Patagonia
Patagonia is vast, remote, and rugged. All told, its terrestrial wilderness spans over a million square miles, roughly seven times the state of New York. Its waters cover 1.8 million square miles—about the size of Alaska. Together, these are home to some of the largest coastal colonies of marine mammals and birds anywhere.
Challenges
Both offshore and inland, Patagonia faces serious threats, including fishing and oil exploration off the coast and extractive industry and unsustainable agriculture and ranching on land.
Our Goal
Preserve Patagonia's wild treasures by partnering with local governments and communities to promote sustainable land use, wildlife-friendly management practices, and the creation of protected areas.

How Will We Get There?
Our strategies include:
- Help create large, integrated networks of marine, coastal, and terrestrial protected areas.

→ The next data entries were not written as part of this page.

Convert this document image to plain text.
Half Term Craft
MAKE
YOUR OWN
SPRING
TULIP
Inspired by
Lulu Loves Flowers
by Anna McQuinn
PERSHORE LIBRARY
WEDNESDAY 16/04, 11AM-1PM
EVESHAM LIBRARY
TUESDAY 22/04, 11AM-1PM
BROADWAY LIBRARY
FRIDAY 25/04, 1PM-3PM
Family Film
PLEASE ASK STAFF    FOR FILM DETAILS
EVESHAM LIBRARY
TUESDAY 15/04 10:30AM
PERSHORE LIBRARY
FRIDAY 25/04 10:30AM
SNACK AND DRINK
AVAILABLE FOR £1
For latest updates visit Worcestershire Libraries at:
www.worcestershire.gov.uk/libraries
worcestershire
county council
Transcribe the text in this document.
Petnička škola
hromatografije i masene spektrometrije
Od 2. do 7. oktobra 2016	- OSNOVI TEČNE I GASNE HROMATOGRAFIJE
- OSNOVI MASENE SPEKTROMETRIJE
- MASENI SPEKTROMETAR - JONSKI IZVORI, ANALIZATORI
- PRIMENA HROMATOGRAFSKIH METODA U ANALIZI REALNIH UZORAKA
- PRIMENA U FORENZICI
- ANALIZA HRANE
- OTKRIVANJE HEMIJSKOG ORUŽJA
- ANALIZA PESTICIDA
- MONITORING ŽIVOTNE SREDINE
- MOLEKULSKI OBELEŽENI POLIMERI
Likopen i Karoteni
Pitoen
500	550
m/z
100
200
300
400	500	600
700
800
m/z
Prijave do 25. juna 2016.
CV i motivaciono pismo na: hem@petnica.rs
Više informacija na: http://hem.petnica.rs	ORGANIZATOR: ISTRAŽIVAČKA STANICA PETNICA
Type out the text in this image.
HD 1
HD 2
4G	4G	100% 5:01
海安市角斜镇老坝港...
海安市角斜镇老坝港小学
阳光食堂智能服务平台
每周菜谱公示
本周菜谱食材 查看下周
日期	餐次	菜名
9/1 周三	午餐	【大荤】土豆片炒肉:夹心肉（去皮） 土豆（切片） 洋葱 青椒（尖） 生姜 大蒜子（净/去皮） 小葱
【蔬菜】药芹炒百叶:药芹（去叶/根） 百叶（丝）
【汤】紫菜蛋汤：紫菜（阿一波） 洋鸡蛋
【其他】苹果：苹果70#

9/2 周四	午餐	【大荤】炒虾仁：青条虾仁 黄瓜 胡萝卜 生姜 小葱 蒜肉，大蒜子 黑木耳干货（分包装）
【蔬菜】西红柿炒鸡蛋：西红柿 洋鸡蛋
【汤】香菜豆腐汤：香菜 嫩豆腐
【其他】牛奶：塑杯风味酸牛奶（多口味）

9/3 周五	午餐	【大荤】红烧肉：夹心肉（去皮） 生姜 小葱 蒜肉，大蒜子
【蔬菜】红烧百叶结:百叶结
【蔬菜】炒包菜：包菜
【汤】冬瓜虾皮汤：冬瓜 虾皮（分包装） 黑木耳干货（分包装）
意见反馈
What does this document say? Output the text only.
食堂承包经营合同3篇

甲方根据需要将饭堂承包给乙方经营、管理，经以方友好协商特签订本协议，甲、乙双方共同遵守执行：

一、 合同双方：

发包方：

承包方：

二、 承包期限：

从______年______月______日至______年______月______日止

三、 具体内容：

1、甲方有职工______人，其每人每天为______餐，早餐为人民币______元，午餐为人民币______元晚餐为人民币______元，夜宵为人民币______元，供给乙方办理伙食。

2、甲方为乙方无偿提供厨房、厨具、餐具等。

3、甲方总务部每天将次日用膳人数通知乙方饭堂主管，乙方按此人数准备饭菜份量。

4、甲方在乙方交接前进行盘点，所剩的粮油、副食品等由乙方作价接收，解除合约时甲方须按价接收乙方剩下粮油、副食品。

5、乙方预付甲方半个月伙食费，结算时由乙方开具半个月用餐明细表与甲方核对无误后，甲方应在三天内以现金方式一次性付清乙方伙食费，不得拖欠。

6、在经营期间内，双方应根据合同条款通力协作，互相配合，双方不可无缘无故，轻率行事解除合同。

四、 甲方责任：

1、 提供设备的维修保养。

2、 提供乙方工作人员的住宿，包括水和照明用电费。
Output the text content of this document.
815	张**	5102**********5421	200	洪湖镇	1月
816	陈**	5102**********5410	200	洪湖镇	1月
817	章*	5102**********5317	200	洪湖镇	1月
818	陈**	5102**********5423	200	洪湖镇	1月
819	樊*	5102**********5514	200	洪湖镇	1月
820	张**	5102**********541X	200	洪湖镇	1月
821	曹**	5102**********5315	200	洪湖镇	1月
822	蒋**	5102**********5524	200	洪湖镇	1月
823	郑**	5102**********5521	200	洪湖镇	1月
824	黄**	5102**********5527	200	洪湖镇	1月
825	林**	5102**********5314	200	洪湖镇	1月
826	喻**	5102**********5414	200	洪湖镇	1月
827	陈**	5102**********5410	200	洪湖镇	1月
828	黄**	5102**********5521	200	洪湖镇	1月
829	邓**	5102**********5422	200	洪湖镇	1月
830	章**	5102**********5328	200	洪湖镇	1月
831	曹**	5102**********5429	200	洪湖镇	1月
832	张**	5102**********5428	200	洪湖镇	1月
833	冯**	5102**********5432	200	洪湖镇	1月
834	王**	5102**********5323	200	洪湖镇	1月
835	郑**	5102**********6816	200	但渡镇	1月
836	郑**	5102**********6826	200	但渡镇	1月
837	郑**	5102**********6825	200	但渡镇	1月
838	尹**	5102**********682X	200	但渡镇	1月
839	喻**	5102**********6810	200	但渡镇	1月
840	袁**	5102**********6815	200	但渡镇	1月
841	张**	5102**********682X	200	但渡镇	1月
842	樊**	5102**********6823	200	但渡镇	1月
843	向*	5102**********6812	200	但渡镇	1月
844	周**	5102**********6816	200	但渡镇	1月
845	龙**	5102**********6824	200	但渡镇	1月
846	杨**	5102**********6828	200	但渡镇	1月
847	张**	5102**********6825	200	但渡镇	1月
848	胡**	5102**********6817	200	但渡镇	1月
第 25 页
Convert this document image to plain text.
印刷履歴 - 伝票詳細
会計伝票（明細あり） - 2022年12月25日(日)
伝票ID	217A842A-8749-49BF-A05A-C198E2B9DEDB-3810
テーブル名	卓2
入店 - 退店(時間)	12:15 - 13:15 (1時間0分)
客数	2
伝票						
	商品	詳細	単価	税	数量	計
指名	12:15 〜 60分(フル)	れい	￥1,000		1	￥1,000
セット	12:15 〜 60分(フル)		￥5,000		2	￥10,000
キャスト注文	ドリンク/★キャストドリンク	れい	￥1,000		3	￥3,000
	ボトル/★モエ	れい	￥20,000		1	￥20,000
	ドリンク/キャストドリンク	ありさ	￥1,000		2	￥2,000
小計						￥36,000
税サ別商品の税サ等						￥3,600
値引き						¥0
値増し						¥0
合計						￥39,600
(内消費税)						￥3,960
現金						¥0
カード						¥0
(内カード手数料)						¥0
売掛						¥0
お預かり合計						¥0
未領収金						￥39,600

- Design, establish, and promote sustainable and wildlife-friendly ranching practices that reduce human/animal conflicts and help conserve or restore core habitat.
- Support essential research to direct conservation strategies for key species, including guanacos, condors, flamingos, and felids on land; sea elephants and seabirds along the coast; and cetaceans and sharks offshore.
- Establish informal and formal education initiatives to build the capacity of the current and next generation of conservation stakeholders in the region.

Why WCS?
WCS is well established in Patagonia. Working in both Chile and Argentina, we have solid partnerships with public and private stakeholders, and we are the go-to organization for sound, robust, scientific approaches to conservation. Our work includes the management, with our partners, of Chile's Karukinka Natural Park, a Rhode Island–sized reserve that's home to significant marine and terrestrial wildlife. Since 2001, we have worked in the Grand Jason/isla Salvaje del Este and Steeple Jason Islands/isla Salvaje del Oeste*, home to globally important populations of marine birds.
*A dispute exists between the Governments of Argentina and the United Kingdom of Great Britain and Northern Ireland concerning sovereignty over the Falkland Islands/Islas Malvinas, South Georgia and the South Sandwich Islands/Islas Georgias del Sur e Islas Sandwich del Sur and the surrounding maritime areas.